In 2021, the BB rate regressed upwards, but the increase in K proved to be real as it only slightly improved to 32.9%. Chapman was now a low average, 200+ K dead pull occasional hitter who didn’t impact baseball as severely as he once did. During spring training in 2022, the A’s traded him to Toronto for a much more common package of prospects than they might have received a year earlier. The rival Jays were getting two years of Chapman’s services before his impending free agency after the 2023 season.
On the surface, his first year in Toronto didn’t look like much of an improvement — a .229-.324-.433 line and solid defense — but there were some very positive trends that took root.
First, there was a significant improvement in his K rate. The 27.4% K rate was still over half a standard deviation higher than the league average, but significantly down from his rare 2020-21 levels.
Second, he is finally back hitting all types of balls. While his 94.9 mph fly ball, 97.8 mph, and 89.9 mph exit velocities were all short of career highs, they were all over a standard deviation higher than the league average. He hasn’t been able to do that since 2019.
He has built on all those strengths so far in 2023 and appears to be in the process of reaching a new career high. He lowered his strikeout rate — a career-long problem — to 3.8%. 5.5% is his previous season low, and that was in his first full season in 2018. His 12.3% strikeout rate in 2020 is the highest I’ve ever seen. The K rate has continued its downward trend, at 25.9% so far in 2023. He’s also spraying the ball all over the ground for the first time in years. Chapman is giving away free cars at a much lower rate than ever before.
Then there is the contact authority. There isn’t much of a difference between the way Aaron Judge impacted baseball in his MVP season in 2022 and the way Chapman is doing it this season. Overall, Judge 2022 has an edge of 95.8 to 95.2 mph. On fly balls, Judge 2022 has an edge of 99.2 to 97.8 mph, while Chapman 2023 is ahead on liners (102.1 to 100.2 mph) and grounders (91.6 to 89.9 mph).
Oddly, Chapman’s mainstream numbers for 2023 really don’t fully reflect how well he’s performed. He somehow only hits .278 AVG-.778 SLG in the air despite his thunderous ball strike. On the other hand, he is much better on the line (.870 AVG-1.348 SLG) and grounders (.471 AVG-.588 SLG). Taken together, however, Chapman’s raw numbers understate his excellence. He “should” be hitting .293-.373-.602 to date for a 182 “Tru” Production+, significantly better than his current 160 wRC+.
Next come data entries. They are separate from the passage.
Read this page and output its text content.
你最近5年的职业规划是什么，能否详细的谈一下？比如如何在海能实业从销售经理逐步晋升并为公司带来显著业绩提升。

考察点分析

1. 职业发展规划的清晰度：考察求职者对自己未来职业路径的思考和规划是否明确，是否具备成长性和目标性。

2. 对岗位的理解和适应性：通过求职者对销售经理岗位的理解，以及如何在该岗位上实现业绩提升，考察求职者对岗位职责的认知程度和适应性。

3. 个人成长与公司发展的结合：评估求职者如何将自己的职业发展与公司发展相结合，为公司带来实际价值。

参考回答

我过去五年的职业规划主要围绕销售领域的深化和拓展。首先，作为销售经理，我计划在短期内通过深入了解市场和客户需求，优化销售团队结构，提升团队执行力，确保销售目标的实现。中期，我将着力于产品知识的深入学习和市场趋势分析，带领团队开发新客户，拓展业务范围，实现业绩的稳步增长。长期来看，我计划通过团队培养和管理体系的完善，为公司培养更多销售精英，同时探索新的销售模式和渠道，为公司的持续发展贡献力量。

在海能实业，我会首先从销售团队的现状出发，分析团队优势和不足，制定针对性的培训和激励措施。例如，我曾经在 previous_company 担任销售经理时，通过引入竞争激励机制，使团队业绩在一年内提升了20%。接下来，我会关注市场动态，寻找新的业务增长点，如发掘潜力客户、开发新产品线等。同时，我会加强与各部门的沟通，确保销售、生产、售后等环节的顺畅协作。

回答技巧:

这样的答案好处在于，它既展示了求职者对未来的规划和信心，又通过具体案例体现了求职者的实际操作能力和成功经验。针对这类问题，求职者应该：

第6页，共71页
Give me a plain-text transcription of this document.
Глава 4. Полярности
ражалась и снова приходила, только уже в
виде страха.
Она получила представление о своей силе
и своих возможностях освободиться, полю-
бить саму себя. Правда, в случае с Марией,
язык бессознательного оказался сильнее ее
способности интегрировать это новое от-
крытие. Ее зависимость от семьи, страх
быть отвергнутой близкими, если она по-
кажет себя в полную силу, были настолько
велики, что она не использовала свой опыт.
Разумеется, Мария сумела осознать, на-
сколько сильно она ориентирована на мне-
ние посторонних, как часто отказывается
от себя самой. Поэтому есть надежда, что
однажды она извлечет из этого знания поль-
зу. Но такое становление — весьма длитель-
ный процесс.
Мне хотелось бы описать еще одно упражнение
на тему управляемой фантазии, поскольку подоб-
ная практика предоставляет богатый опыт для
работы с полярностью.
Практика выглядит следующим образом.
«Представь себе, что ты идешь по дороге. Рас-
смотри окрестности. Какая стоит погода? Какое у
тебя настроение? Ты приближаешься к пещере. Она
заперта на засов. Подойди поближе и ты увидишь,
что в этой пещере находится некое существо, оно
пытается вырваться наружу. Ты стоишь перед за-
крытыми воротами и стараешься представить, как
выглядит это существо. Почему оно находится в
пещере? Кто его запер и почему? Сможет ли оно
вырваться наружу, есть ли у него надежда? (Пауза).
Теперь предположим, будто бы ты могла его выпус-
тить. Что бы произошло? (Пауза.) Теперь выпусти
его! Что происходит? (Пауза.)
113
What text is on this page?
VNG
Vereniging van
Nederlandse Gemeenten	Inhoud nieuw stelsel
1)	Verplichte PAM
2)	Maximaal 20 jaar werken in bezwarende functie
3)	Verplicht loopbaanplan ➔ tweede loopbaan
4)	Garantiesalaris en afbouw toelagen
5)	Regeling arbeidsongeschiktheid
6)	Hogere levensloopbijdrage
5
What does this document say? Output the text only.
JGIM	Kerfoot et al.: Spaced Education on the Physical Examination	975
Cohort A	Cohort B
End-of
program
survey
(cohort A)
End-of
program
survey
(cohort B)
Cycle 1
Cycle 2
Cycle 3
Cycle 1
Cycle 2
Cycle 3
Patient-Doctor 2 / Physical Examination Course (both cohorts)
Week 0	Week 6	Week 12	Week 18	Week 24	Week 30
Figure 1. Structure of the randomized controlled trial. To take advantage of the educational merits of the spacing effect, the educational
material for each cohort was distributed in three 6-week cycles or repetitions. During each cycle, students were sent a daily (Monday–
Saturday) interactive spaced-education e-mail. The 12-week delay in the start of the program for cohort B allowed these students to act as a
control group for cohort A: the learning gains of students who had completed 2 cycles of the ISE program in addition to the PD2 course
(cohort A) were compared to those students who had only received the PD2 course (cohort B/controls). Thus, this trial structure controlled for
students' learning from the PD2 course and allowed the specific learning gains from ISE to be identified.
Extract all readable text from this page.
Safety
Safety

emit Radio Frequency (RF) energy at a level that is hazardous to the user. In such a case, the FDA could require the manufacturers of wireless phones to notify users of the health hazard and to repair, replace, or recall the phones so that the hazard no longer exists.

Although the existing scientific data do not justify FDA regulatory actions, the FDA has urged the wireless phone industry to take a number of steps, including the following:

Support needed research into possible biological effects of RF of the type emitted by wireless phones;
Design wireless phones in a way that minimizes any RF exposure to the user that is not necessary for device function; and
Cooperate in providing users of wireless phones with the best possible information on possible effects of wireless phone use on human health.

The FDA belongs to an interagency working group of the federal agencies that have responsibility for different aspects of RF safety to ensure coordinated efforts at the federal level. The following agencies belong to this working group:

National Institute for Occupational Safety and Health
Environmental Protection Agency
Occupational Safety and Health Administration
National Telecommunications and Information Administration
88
Yes, his .315 batting average in Monday games is a bit of a mirage thanks mostly to his grounders finding more than their share of holes, but his .537 SLG doesn’t even come close to reflecting the hell he unleashes on pitchers.
Chapman emerged as a worthy rival to Vladimir Guerrero Jr. as the most dangerous weapon in the Blue Jays’ deep lineup. This increases the Jays’ chances in a strong AL East and to make a deep playoff run. It could also make him the most attractive target on the free agent market this winter, and ultimately one of the richest players in baseball.